A ball is released from a great height so that it falls vertically downwards towards the surface of the Earth - AQA - A-Level Maths Pure - Question 17 - 2021 - Paper 2

Using the refined model given by Amy, we start with the equation for acceleration:

$a = \frac{dv}{dt} = g - 0.1v$

Rearranging gives: $\frac{dv}{dt} + 0.1v = g$

This is a first-order linear ordinary differential equation. We can solve it by finding an integrating factor:

Let: $P(t) = e^{\int 0.1 \, dt} = e^{0.1t}$

Multiplying through by the integrating factor: $e^{0.1t} \frac{dv}{dt} + 0.1e^{0.1t} v = ge^{0.1t}$

Integrating both sides: $\int \left( e^{0.1t} v \right)' dt = \int g e^{0.1t} dt$

The left side simplifies to: $e^{0.1t} v = \frac{g}{0.1} e^{0.1t} + C$ Where $C$ is the constant of integration. Dividing both sides by $e^{0.1t}$ gives: $v = \frac{g}{0.1} + Ce^{-0.1t}$

Assuming at $t = 0$, $v = 0$, we find: $0 = \frac{g}{0.1} + C \Rightarrow C = -\frac{g}{0.1}$

Thus, we can substitute $C$ back into our equation: $v(t) = \frac{g}{0.1} (1 - e^{-0.1t})$

As $t$ becomes large, we consider the behavior of the velocity predictions from both models:

1. Simple Model (Andy’s prediction):

   • From the simple model, we derived that: $v = 2g \approx 19.62 \, \text{ms}^{-1}$
   • This indicates that the velocity approaches a constant value (2g) as the ball continues to fall without considering air resistance.

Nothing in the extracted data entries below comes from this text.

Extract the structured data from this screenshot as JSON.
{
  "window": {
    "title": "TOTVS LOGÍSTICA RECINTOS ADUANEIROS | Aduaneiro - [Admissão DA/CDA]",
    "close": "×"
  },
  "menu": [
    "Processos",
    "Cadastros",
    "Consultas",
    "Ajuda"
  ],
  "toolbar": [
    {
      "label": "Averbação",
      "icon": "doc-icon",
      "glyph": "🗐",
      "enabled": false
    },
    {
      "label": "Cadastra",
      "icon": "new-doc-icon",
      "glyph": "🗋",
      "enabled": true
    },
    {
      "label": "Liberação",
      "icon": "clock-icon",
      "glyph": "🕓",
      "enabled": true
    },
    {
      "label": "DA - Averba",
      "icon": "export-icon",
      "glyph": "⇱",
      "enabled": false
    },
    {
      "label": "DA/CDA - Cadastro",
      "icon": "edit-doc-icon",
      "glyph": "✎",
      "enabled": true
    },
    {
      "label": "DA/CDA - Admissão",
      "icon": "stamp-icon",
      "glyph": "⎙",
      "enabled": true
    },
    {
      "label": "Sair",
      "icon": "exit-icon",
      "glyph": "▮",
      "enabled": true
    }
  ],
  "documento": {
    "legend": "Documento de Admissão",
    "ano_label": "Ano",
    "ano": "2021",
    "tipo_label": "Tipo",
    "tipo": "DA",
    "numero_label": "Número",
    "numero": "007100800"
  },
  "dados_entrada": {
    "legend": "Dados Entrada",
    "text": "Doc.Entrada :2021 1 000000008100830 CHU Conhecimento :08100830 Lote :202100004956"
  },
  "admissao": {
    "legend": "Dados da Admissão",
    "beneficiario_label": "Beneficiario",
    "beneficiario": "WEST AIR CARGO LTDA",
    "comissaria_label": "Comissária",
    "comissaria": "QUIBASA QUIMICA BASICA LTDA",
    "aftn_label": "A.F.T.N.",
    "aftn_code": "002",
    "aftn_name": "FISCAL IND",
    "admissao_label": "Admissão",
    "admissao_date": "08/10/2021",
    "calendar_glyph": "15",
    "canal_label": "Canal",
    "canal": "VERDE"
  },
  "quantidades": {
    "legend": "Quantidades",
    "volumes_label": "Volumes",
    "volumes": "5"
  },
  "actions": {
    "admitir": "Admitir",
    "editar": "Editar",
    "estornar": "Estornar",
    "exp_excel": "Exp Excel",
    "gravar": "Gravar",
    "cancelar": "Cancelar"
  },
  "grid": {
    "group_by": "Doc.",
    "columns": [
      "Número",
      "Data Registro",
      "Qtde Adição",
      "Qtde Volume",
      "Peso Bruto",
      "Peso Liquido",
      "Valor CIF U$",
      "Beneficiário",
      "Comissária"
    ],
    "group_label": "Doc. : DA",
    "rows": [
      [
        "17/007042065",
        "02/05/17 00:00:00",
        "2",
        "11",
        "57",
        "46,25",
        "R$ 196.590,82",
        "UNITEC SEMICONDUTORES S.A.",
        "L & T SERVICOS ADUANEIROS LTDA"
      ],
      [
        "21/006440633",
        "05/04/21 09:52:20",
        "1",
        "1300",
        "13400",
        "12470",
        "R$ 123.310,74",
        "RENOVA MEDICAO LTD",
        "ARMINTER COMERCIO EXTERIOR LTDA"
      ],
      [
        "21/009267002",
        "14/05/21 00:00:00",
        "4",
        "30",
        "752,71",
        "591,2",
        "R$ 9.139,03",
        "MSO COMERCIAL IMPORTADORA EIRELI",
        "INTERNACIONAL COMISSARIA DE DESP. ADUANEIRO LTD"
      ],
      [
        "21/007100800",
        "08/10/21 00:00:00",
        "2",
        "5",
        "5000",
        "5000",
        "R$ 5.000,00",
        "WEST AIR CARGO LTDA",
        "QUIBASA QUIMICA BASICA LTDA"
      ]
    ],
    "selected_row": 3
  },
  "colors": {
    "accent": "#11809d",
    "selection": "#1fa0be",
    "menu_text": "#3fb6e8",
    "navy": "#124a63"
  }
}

2. Refined Model (Amy’s prediction):

   • In Amy's model, as $t \to \infty$, the term $e^{-0.1t} \to 0$, leading to: $v = \frac{g}{0.1} \approx 98.1 \, \text{ms}^{-1}$
   • This shows that the velocity stabilizes at a higher value, accounting for the effects of air resistance.

In conclusion, Andy's model results in a fixed velocity value of 2g, while Amy's refined model accounts for increasing velocity influenced by air resistance, resulting in an asymptotic behavior as $t$ increases.